Barbarians at the Gates of the OR
It is time for pervasive panic and generalized pandemonium in my little hospital. We knew we had been fortunate these past few years to remain sheltered in our backwater, unnoticed in the shadow of the huge academic medical center just down the road. Other hospitals, we know, have faced these trials in recent years, but we had been spared. We had been a small island of sanity, a redoubt of reasonable people caring for patients with reasonable ways. No more, however. Today, wild-eyed administrators are running amok in the hallways. Nursing supervisors are lining up the cowering minions for inspection of hand washing efficacy like so many orphans from Annie. Surgeons with heads uncovered are being challenged and so are surgeons with heads covered when the OR nursing administrator explains that all heads must be covered but head coverings must be removed. Lose that lanyard or lose your life–you’re going to kill somebody with that thing. I don’t think I saw you wash your hands just now, did I, doctor? It’s the regulations, doctor. Please, don’t be difficult, doctor.
Trouble is at our gates–trouble in the form of the JCA (formerly the JCAHO, formerly the JCAH, the bastard devil-spawn of the lascivious American College of Surgeons and that harlot, the AHA) and the CMS (formerly so many different acronyms as to be unnameable). Two hospitals in our realm (one being the aforementioned high-towered University Hospital) have been invaded, inspected, and decimated by the event. Hospital administrators are left weeping and broken in their wake, clutching reams of citations and deficiencies. Oh, the horror, the inhumanity–the lost revenue.
We will not be taken so easily! We will be ready. Every effort will be made to put down this new plague. We will wear garlic necklaces if there’s an article in the Journal of Medieval Medicine (vol. 3, Sep 1199) that says that such efforts are laudable. New regulations will be promulgated, old regulations rigorously enforced and any lack of enthusiastic compliance will be judged to be a threat to patient care and dealt with aggressively. Those who do not comply will be reported to the committee we have for just this sort of thing.

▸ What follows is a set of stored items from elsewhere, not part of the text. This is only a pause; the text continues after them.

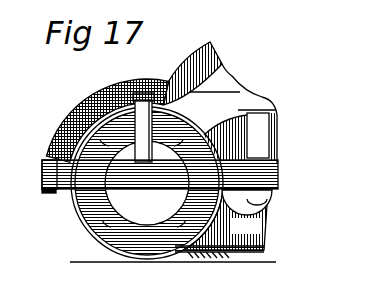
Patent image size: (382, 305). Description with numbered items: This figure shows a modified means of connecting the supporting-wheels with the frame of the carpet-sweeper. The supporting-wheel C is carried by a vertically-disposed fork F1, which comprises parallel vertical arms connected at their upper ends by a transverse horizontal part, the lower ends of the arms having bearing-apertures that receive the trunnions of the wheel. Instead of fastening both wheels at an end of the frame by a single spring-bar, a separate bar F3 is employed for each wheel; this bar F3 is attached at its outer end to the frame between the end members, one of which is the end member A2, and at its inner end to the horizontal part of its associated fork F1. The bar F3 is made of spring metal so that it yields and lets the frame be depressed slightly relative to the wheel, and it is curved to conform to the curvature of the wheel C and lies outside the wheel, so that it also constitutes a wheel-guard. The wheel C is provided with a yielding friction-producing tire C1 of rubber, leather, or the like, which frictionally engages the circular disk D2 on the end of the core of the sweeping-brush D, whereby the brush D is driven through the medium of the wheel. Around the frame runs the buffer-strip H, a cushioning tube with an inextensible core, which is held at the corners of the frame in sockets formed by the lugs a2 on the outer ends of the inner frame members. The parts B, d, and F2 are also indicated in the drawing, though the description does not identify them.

The yielding friction-producing tire C1 is at (182, 252).
The supporting-wheel C is at (147, 183).
The separate spring bar F3 is at (80, 104).
The arm B is at (193, 73).
The end member of the frame A2 is at (233, 113).
The block d is at (255, 143).
The rotative sweeping-brush D is at (238, 251).
The housing wall F2 is at (219, 234).
The circular disk D2 is at (262, 202).
The vertically-disposed fork F1 is at (139, 150).
The lug a2 is at (42, 178).
The buffer-strip H is at (70, 187).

There is only one problem–none of this zealous response has anything to do with the care of our patients. Just the opposite, unfortunately. Patient care is compromised amidst the capricious, unsubstantiated and unjustifiable new policies; policies that are conceived and become doctrine at administrative levels carefully removed from the influence of those difficult doctors who just won’t go along with anything. New policies appear as dogma based upon AORN guidelines–but now that they are written down on hospital computerized stationary, take on the rule of law. No matter that none of these guidelines approach the level of standards or regulations, that the JCA never required compliance with these phantom statutes, that there isn’t the faintest whiff of science or rationality behind them. All hair is to be covered, so, yes, doctor, you are going to have to shave that off for the good of the patient. Do you want your patients to suffer a horrifying septic death and skew our hospital statistics? Is that what you want? I’m sorry, doctor, but if you’re not willing to put the welfare of your patient above all else, well–I’m very sorry to say that I must report your lack of enthusiastic compliance to the Committee to Deal With Combative, Aggressive, and Inappropriately Behaving Physicians Who Have a Bad Attitude. Isn’t your ex-wife on that committee, doctor? Are you sure you wouldn’t prefer to just wear one of our ‘full-coverage hoods’ and sit quietly in the OR lounge? I thought you would, doctor. Smile, doctor–the patients get upset if the staff isn’t happy, you know, and patient anxiety has been proven to have a negative effect on wound healing. I know, nobody can see you smiling in that hood, but it’s really your entire attitude, doctor, that is really the important thing. Don’t you agree?